You have to kind of sustain a level of performance in the Championship to be able to come out of it at the end of the season.

In all I had 10 operations, nine within six weeks. Then one to remove the rod I had in my tibia a year later. I still have problems. I can do a little bit on the pitch, but the day after I feel it. And it is not going to get better.

We were under pressure at West Brom to get promoted and to stay up, even if, at a big club like Chelsea, the pressures are more highlighted by the public scrutiny you're under. It's part of our job, that pressure, and I cope with it well.

We want to challenge ourselves against the top teams in the world and are happy to be competing on so many fronts. And, personally, it's great for me to work with the quality of player we have here at Chelsea.

I simply do not know what the future will hold, but I will accept what it brings me.

Pre-season is a lot of hard work and no player really enjoys it, but you look forward to the start of the season when the competitive games start.
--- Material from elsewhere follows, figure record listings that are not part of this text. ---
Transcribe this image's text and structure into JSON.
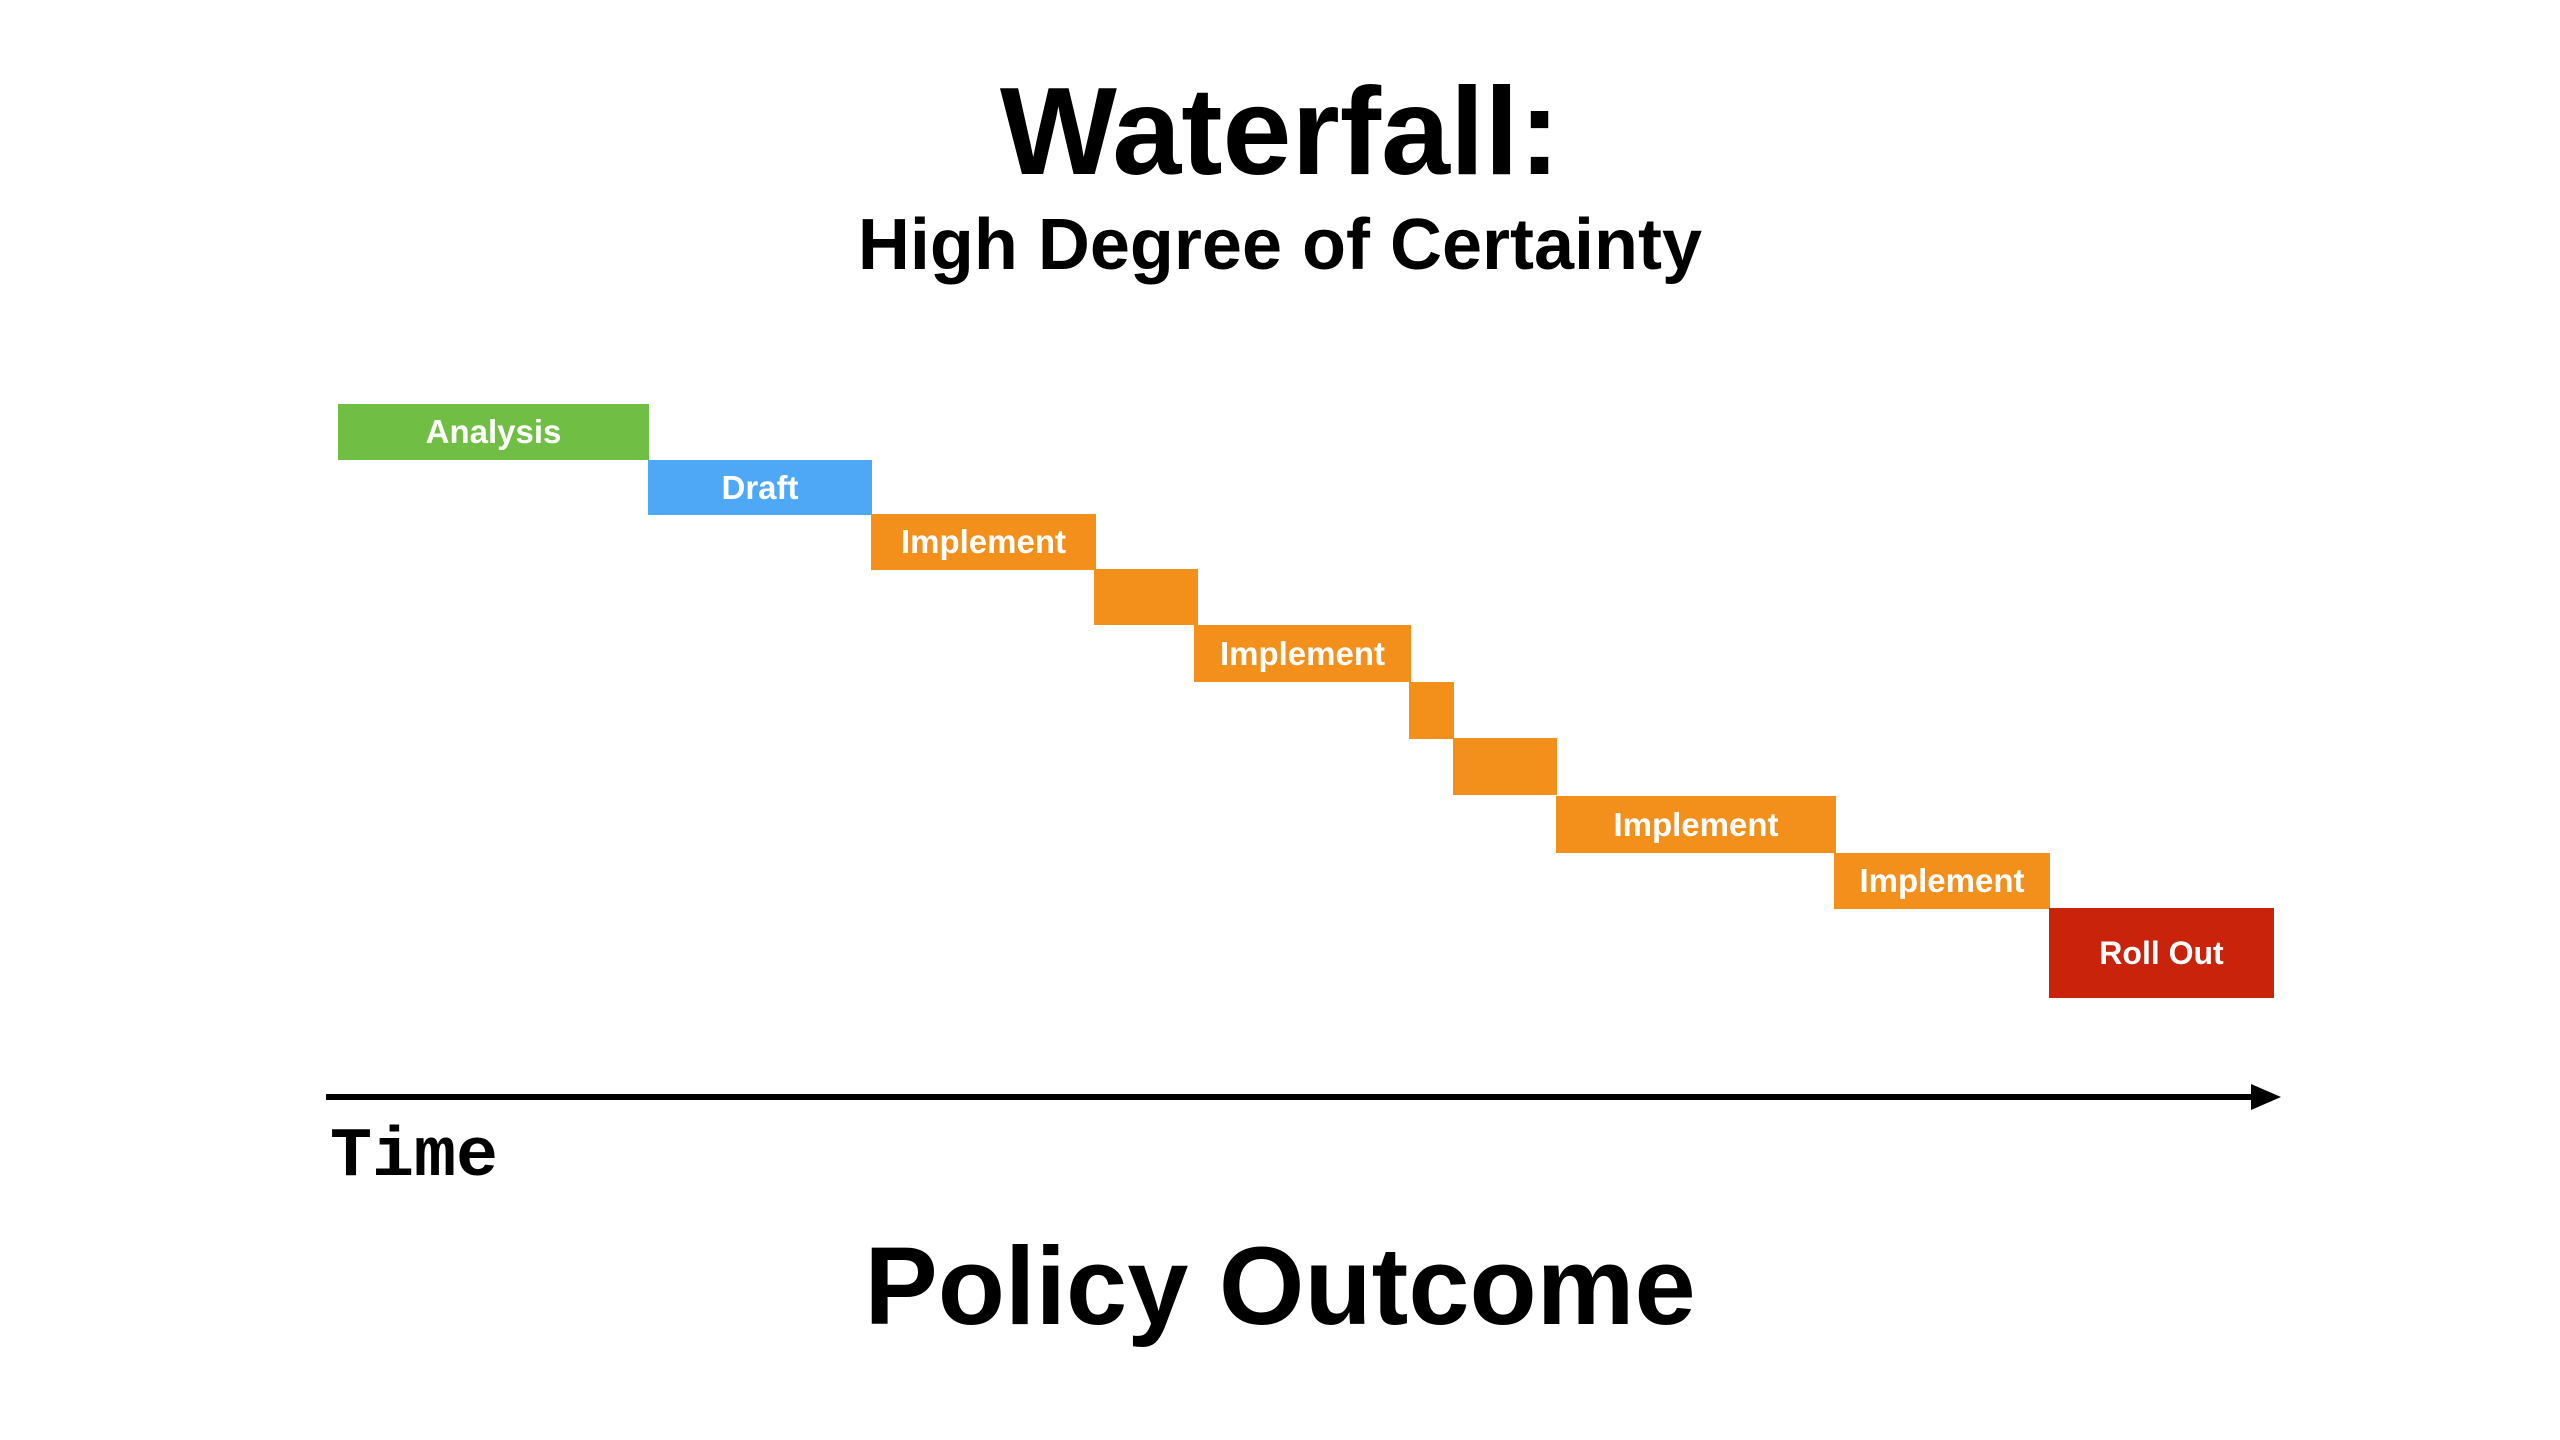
{
  "diagram": {
    "title": "Waterfall:",
    "subtitle": "High Degree of Certainty",
    "steps": [
      {
        "label": "Analysis",
        "color": "#70bf44"
      },
      {
        "label": "Draft",
        "color": "#4fa8f5"
      },
      {
        "label": "Implement",
        "color": "#f3901c"
      },
      {
        "label": "",
        "color": "#f3901c"
      },
      {
        "label": "Implement",
        "color": "#f3901c"
      },
      {
        "label": "",
        "color": "#f3901c"
      },
      {
        "label": "",
        "color": "#f3901c"
      },
      {
        "label": "Implement",
        "color": "#f3901c"
      },
      {
        "label": "Implement",
        "color": "#f3901c"
      },
      {
        "label": "Roll Out",
        "color": "#c9230b"
      }
    ],
    "axis_label": "Time",
    "outcome_label": "Policy Outcome"
  }
}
I had a great career, to go from a small town in Switzerland to play for the Italian national team was a dream come true. So was playing for Lazio and Chelsea, winning trophies. When I look back I am very grateful for what I had, rather than what I missed.

For most players it's hard to accept you've ended your football career and that you have to go out and do something else. But the way it happened to me, so suddenly... I went into depression and had to deal with that, being depressed, something that had never happened to me in my life before.

I've experienced being a manager and I would love one day to do it again.

It's a daily plan to solve the problems thrown at us and emerge stronger. You pick things up on the way, and you even learn from the players you work with, but your overall philosophy doesn't change.

There was not much money around, but my sister and I were happy. All the sports facilities were 10 minutes' walk from my house and the school system was very good.